Saves from operational risks, its costs, and regulatory sanctions: An end-to-end focus on business continuity activities, and clearer accountabilities aid institutions to eliminate complete operational risks. Moreover, it gives better control over the probability of business threat and its impact, thereby reducing regulatory capital requirements and the costs of penalties and other regulatory fines.
Enhanced positioning for mergers, acquisitions, and expansion: Having a clearer understanding and optimization of readiness activities such as business continuity, disaster recovery, operational resilience, and compliance along with response activities such as crisis management and emergency notification enable companies to allocate resources more efficiently. Moreover, a better understanding and mapping of business services, systems, data, resources, and processes help organizations to commence mergers and acquisitions more proficiently while enabling them to plan for future endeavours such as business expansions, new branch openings, and launching new services.
- Meet your regulatory compliance requirements: Developing and updating business continuity planning is crucial in heavily regulated sectors, such as financial services, and several regulatory bodies demand businesses of critical domains to equip an incident response strategy. Even fewer minutes of downtime can result in millions of dollars in fines and irreparable damage to your firm’s reputation.

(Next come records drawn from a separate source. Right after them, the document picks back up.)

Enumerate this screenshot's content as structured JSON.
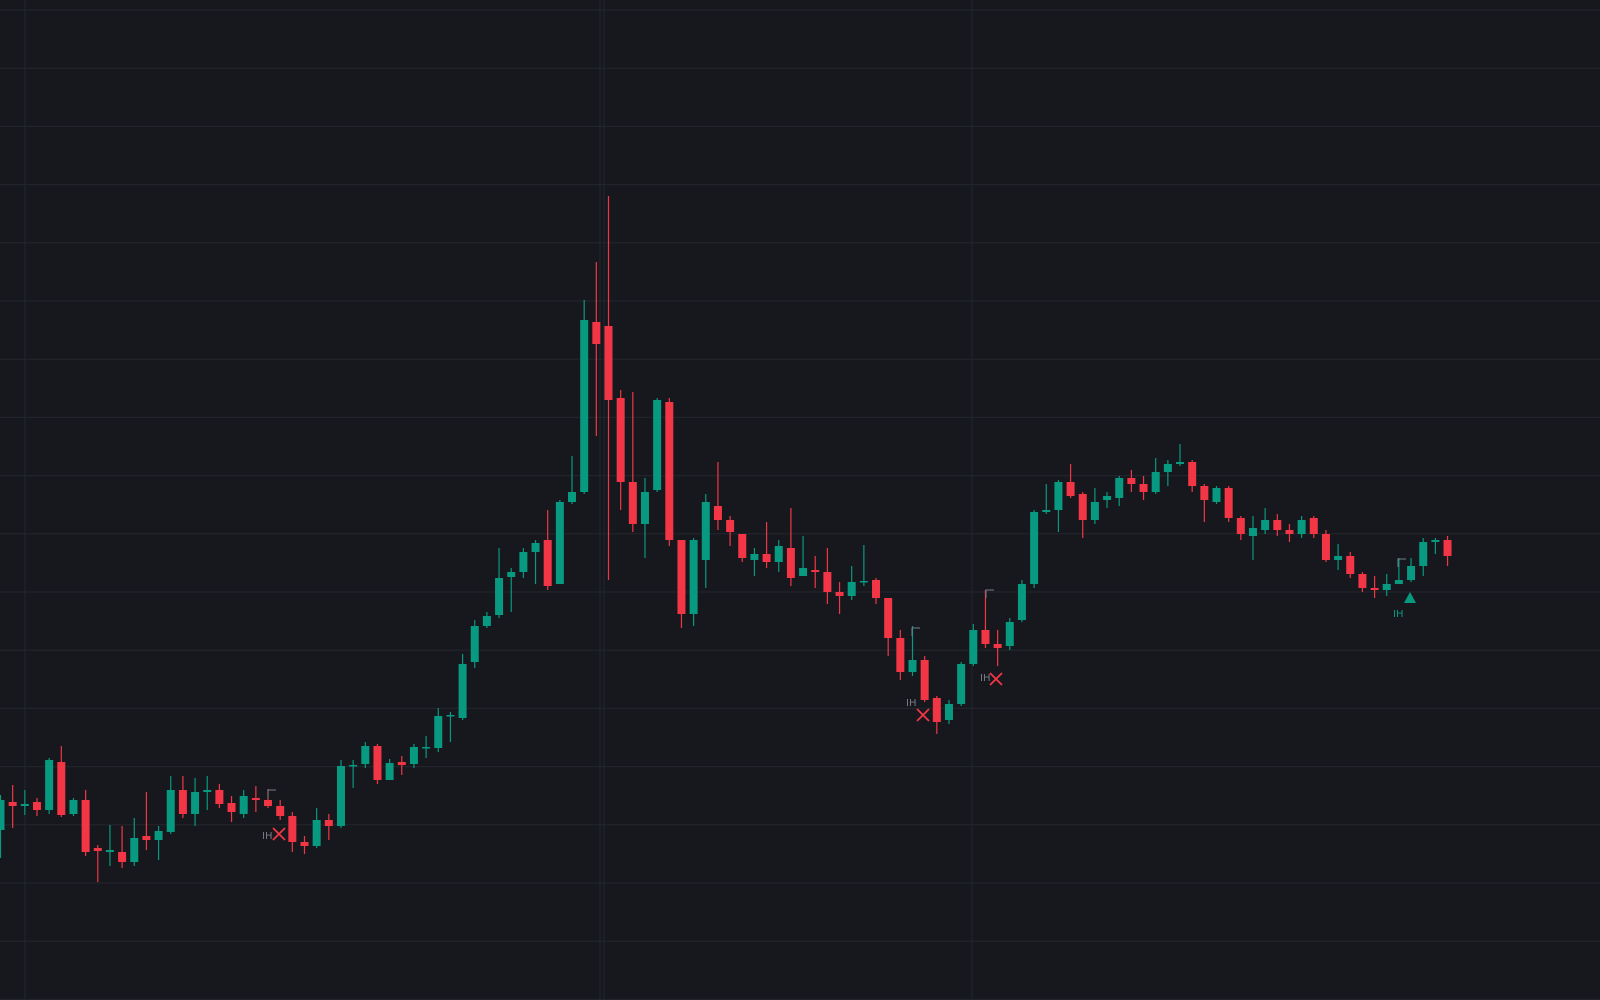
{
  "chart_data": {
    "type": "candlestick",
    "up_color": "#089981",
    "down_color": "#f23645",
    "ylim": [
      0,
      980
    ],
    "grid": true,
    "open": [
      150,
      178,
      174,
      178,
      170,
      218,
      166,
      180,
      132,
      128,
      128,
      118,
      144,
      140,
      148,
      190,
      166,
      188,
      190,
      177,
      166,
      182,
      180,
      174,
      164,
      138,
      134,
      160,
      154,
      214,
      216,
      234,
      200,
      218,
      216,
      232,
      232,
      264,
      262,
      318,
      354,
      365,
      403,
      408,
      428,
      440,
      396,
      478,
      488,
      658,
      654,
      582,
      498,
      456,
      490,
      578,
      440,
      366,
      420,
      474,
      460,
      446,
      420,
      426,
      418,
      432,
      404,
      410,
      408,
      388,
      384,
      398,
      400,
      382,
      342,
      308,
      320,
      282,
      260,
      276,
      316,
      350,
      336,
      334,
      360,
      396,
      468,
      470,
      498,
      486,
      460,
      480,
      482,
      502,
      496,
      488,
      508,
      516,
      518,
      494,
      478,
      492,
      462,
      444,
      450,
      460,
      450,
      446,
      462,
      446,
      420,
      424,
      406,
      392,
      390,
      396,
      400,
      414,
      438,
      440
    ],
    "high": [
      185,
      195,
      190,
      182,
      222,
      234,
      182,
      190,
      135,
      155,
      154,
      162,
      188,
      154,
      204,
      204,
      202,
      204,
      196,
      184,
      190,
      194,
      191,
      180,
      168,
      144,
      172,
      166,
      220,
      220,
      238,
      236,
      221,
      224,
      236,
      244,
      272,
      268,
      326,
      360,
      368,
      432,
      412,
      432,
      440,
      470,
      480,
      524,
      680,
      718,
      784,
      590,
      588,
      502,
      582,
      582,
      440,
      442,
      486,
      518,
      464,
      446,
      432,
      458,
      440,
      472,
      444,
      424,
      432,
      398,
      414,
      435,
      402,
      382,
      350,
      354,
      324,
      284,
      280,
      318,
      356,
      390,
      350,
      362,
      400,
      470,
      496,
      500,
      516,
      488,
      492,
      488,
      504,
      510,
      504,
      522,
      520,
      536,
      520,
      496,
      494,
      494,
      464,
      464,
      472,
      466,
      456,
      464,
      464,
      450,
      436,
      428,
      408,
      404,
      406,
      422,
      422,
      442,
      442,
      444
    ],
    "low": [
      122,
      152,
      165,
      164,
      166,
      163,
      164,
      124,
      98,
      114,
      112,
      114,
      130,
      120,
      146,
      162,
      154,
      170,
      172,
      158,
      162,
      168,
      172,
      160,
      128,
      126,
      132,
      140,
      152,
      192,
      212,
      196,
      200,
      205,
      212,
      222,
      228,
      238,
      260,
      312,
      352,
      362,
      368,
      402,
      396,
      390,
      396,
      476,
      486,
      544,
      400,
      470,
      448,
      422,
      488,
      434,
      352,
      354,
      392,
      450,
      434,
      418,
      404,
      412,
      408,
      394,
      404,
      392,
      376,
      366,
      380,
      394,
      376,
      324,
      300,
      304,
      278,
      246,
      256,
      274,
      314,
      332,
      314,
      330,
      358,
      392,
      466,
      448,
      482,
      442,
      456,
      472,
      474,
      488,
      480,
      486,
      494,
      514,
      488,
      458,
      476,
      458,
      440,
      420,
      446,
      444,
      438,
      442,
      442,
      418,
      410,
      402,
      388,
      382,
      384,
      396,
      398,
      404,
      426,
      414
    ],
    "close": [
      180,
      174,
      176,
      170,
      220,
      165,
      180,
      128,
      129,
      130,
      118,
      142,
      140,
      149,
      190,
      166,
      188,
      190,
      176,
      168,
      184,
      180,
      174,
      164,
      138,
      134,
      160,
      154,
      214,
      215,
      234,
      200,
      217,
      215,
      233,
      233,
      264,
      265,
      316,
      354,
      364,
      402,
      408,
      428,
      437,
      394,
      478,
      488,
      660,
      636,
      580,
      498,
      456,
      488,
      580,
      440,
      366,
      440,
      478,
      460,
      448,
      422,
      426,
      418,
      434,
      402,
      412,
      408,
      388,
      384,
      398,
      399,
      382,
      342,
      308,
      320,
      280,
      258,
      276,
      316,
      350,
      336,
      332,
      358,
      396,
      468,
      470,
      498,
      484,
      460,
      478,
      484,
      502,
      496,
      488,
      508,
      516,
      518,
      494,
      480,
      492,
      462,
      446,
      452,
      460,
      450,
      446,
      460,
      446,
      420,
      424,
      406,
      392,
      390,
      396,
      400,
      414,
      438,
      440,
      424
    ],
    "annotations": [
      {
        "text": "IH",
        "marker": "cross"
      },
      {
        "text": "IH",
        "marker": "cross"
      },
      {
        "text": "IH",
        "marker": "cross"
      },
      {
        "text": "IH",
        "marker": "triangle"
      }
    ]
  }
}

Deutsche Bank faced a civil monetary penalty of $9 million due to an inefficient disaster recovery plan in 2016. The bank witnessed a swap reporting platform failure and then failed to report and reflect the data properly for the next five days, amassing the fine for breaching reporting requirements. However, if the bank had equipped an up-to-date business continuity management platform, things would have been different. It had offered its teams a crisis management strategy for tracking, scrutinizing, and notifying the reporting platform outage, in real-time, saving a substantial amount of money and reputation.
The challenge of resiliency and security has always and will continue to be a significant issue at the forefront of banking and finance service providers. The challenge will continue to escalate because of the exponential growth of technology and its complexity combined with the need to maintain a real-time or always-on organization to enable participants to survive and compete in the modern marketplace. However, adopting operational resilience as a lifestyle for your business can not only save you from modern disruptions but can create opportunities out of it as well.